Trata-se de um quadro de transtorno alimentar (TA), distúrbio emocional em que a pessoa apresenta alteração na forma como lida com a comida e, também, consigo mesmo e o seu eu frente ao espelho.  

Nesta quarta-feira (2/6), comemora-se o Dia Mundial de Conscientização sobre os Transtornos Alimentares. E, por isso, especialistas destacam a importância de se falar sobre esses distúrbios, uma vez que as consequências podem ser graves, como limitação de atividades e até óbito.

Para a psiquiatra Maria Francisca Mauro, inclusive, a data não é sobre problematizar o que comer, mas alertar aos que sofrem com algum transtorno que isso não precisa ser um segredo.

“Informar e conscientizar não criam problemas, mas possibilitam que esses gatilhos emocionais não sejam escondidos ou que barreiras o impeça de obter autoconhecimento e tratamento. Nestes quadros, ocorre uma perturbação na relação do indivíduo com a comida, ou seja, ele come muito pouco ou come de forma descontrolada, e também na forma como percebe seu corpo, achando que está ‘inadequado’, o que torna ‘pior’ quando comparado a outras pessoas", diz.

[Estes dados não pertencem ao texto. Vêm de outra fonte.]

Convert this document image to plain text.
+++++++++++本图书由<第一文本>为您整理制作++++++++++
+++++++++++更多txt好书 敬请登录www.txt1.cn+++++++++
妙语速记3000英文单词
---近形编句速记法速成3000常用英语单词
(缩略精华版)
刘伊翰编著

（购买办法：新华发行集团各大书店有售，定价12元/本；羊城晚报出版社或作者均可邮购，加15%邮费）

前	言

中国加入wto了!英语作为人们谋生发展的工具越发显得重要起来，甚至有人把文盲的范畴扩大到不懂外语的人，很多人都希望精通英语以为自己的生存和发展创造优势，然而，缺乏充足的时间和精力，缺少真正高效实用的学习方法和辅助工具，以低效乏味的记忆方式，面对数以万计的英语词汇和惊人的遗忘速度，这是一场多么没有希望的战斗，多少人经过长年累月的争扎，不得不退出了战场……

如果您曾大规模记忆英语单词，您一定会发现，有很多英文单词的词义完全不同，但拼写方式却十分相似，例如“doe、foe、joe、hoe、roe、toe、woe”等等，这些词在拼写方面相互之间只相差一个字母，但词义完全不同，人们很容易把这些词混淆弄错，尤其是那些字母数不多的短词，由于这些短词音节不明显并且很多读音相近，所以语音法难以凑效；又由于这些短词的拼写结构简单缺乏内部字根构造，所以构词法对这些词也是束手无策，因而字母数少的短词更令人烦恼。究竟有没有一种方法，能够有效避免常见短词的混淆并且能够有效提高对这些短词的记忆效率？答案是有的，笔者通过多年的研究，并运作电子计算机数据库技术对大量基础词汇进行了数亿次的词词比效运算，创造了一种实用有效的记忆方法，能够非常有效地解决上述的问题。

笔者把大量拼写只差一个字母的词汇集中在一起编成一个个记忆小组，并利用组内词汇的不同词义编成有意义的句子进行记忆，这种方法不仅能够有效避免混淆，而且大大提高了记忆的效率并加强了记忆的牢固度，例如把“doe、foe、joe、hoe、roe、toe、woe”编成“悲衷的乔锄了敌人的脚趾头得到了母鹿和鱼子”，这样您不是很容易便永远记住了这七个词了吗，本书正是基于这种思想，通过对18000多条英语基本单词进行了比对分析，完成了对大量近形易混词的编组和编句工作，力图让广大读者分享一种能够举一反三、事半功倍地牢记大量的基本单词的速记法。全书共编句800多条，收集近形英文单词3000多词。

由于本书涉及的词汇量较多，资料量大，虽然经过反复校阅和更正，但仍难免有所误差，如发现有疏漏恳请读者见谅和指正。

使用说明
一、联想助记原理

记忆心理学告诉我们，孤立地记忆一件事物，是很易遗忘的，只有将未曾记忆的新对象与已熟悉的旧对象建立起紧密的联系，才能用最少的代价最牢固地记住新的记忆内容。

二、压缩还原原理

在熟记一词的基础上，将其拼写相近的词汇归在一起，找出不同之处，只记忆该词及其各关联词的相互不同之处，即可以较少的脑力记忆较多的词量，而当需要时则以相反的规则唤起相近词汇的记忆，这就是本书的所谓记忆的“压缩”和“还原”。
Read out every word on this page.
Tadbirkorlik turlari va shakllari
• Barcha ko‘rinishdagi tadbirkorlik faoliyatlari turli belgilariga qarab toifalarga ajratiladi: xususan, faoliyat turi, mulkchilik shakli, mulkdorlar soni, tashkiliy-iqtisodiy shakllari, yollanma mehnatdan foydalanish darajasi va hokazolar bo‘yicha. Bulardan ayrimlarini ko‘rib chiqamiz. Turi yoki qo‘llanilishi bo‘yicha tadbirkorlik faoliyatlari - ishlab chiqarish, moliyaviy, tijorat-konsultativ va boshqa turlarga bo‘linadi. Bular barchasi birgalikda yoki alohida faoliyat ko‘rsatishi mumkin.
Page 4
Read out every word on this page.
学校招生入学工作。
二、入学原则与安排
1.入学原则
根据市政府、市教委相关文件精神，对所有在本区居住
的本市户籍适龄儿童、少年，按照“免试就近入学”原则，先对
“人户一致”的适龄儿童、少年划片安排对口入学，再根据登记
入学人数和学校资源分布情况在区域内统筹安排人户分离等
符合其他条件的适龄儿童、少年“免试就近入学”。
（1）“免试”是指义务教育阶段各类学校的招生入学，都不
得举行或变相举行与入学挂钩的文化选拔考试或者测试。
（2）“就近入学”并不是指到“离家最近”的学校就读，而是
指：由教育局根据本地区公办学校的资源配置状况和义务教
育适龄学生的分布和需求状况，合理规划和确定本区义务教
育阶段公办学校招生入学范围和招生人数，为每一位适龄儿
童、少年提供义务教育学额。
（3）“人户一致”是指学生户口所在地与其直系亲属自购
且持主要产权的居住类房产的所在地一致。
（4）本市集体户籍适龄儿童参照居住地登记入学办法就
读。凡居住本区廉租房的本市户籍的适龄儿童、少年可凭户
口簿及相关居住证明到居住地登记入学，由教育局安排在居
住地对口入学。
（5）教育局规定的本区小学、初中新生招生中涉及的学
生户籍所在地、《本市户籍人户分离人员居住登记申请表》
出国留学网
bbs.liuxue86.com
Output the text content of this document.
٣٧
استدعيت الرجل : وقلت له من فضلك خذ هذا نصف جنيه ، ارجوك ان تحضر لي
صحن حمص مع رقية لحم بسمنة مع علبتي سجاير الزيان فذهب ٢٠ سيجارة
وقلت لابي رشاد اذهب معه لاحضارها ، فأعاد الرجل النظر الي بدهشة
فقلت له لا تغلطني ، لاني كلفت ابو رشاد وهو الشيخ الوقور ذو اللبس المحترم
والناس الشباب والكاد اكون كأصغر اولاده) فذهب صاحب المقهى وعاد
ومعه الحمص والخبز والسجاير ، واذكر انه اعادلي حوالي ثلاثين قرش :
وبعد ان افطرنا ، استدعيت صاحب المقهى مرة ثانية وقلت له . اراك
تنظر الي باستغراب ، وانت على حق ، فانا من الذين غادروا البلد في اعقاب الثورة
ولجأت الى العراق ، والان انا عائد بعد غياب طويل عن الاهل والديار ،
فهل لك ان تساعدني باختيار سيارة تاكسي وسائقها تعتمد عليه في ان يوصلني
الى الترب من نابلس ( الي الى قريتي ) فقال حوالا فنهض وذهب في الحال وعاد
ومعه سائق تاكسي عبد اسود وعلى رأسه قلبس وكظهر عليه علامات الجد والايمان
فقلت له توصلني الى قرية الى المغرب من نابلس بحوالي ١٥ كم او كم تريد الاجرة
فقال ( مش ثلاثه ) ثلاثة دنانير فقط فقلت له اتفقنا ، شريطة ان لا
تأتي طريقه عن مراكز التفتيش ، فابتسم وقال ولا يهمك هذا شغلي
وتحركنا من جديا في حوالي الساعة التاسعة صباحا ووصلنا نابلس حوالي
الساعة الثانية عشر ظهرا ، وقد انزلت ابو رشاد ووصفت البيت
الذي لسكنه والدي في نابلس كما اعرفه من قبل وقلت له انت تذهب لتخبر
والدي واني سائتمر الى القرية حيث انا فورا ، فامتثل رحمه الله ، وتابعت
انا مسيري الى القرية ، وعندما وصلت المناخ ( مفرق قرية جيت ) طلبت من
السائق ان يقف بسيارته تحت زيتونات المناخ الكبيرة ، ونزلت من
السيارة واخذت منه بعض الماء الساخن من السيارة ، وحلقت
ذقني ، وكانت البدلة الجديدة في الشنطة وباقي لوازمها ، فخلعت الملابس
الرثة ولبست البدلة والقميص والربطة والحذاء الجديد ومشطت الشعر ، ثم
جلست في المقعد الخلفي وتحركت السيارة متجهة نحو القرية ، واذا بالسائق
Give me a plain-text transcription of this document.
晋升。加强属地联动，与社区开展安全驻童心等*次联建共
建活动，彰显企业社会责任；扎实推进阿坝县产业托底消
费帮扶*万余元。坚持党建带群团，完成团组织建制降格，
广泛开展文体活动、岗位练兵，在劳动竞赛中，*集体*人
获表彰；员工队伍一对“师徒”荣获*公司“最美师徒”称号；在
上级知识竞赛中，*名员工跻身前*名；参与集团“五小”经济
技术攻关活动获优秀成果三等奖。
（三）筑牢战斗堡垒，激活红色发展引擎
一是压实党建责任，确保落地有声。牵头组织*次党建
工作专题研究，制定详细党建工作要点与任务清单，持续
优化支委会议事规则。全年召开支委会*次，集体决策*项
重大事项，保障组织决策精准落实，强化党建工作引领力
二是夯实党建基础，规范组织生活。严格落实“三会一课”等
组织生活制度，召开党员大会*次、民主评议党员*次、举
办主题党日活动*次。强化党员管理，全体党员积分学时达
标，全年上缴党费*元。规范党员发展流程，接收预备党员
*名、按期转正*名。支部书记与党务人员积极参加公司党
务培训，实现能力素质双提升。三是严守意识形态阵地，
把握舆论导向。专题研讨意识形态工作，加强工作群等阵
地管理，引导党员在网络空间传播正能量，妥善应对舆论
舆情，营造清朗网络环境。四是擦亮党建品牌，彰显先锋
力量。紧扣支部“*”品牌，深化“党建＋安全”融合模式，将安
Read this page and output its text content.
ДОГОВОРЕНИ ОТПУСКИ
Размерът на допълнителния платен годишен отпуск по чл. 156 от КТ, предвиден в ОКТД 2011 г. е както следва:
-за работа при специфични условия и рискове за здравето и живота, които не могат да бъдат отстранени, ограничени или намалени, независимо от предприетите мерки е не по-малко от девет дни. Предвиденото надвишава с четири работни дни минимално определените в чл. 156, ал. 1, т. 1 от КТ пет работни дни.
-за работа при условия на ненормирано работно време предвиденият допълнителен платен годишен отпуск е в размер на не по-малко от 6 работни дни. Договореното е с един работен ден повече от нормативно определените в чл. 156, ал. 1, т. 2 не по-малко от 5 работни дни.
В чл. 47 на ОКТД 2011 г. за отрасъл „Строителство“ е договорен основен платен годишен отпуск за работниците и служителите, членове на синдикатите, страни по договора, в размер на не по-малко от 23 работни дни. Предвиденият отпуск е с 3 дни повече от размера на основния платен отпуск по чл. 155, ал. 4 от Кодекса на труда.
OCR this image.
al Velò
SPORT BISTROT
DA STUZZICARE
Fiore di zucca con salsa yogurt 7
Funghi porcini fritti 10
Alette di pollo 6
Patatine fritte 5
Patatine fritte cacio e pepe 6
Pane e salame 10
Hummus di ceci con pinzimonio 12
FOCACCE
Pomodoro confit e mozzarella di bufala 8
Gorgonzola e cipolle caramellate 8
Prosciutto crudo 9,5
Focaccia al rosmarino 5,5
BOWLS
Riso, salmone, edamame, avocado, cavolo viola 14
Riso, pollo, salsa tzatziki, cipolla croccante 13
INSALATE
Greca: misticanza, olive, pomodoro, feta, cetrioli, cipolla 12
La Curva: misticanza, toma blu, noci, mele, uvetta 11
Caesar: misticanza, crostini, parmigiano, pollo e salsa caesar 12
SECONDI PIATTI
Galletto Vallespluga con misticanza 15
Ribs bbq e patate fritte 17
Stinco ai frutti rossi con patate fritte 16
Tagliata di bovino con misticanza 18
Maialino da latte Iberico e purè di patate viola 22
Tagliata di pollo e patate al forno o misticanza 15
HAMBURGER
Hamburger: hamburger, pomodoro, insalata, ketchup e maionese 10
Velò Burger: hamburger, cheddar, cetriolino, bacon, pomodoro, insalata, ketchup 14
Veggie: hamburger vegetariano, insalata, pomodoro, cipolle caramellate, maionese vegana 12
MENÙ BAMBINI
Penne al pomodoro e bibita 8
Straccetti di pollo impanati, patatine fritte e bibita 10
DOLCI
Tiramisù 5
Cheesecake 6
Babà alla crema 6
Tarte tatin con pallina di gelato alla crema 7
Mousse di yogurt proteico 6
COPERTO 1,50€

Para além de uma perspectiva cultural em busca da magreza, pessoas com esses quadros têm prejuízos para estudar, trabalhar e se relacionar. "Portanto, não se trata de ‘uma vontade’ ou ‘fase’, mas sim de um transtorno que precisa ser tratado.” 

Segundo ela, as principais causas para que um quadro de transtorno alimentar se instale na vida de um indivíduo são ambientais – influência da família e cultura, genética e características do indivíduo, perfeccionismo, baixa autoestima e susceptibilidade a pressões externas. Portanto, esses distúrbios são tanto biológicos quanto das circunstâncias que cercam aquela pessoa. 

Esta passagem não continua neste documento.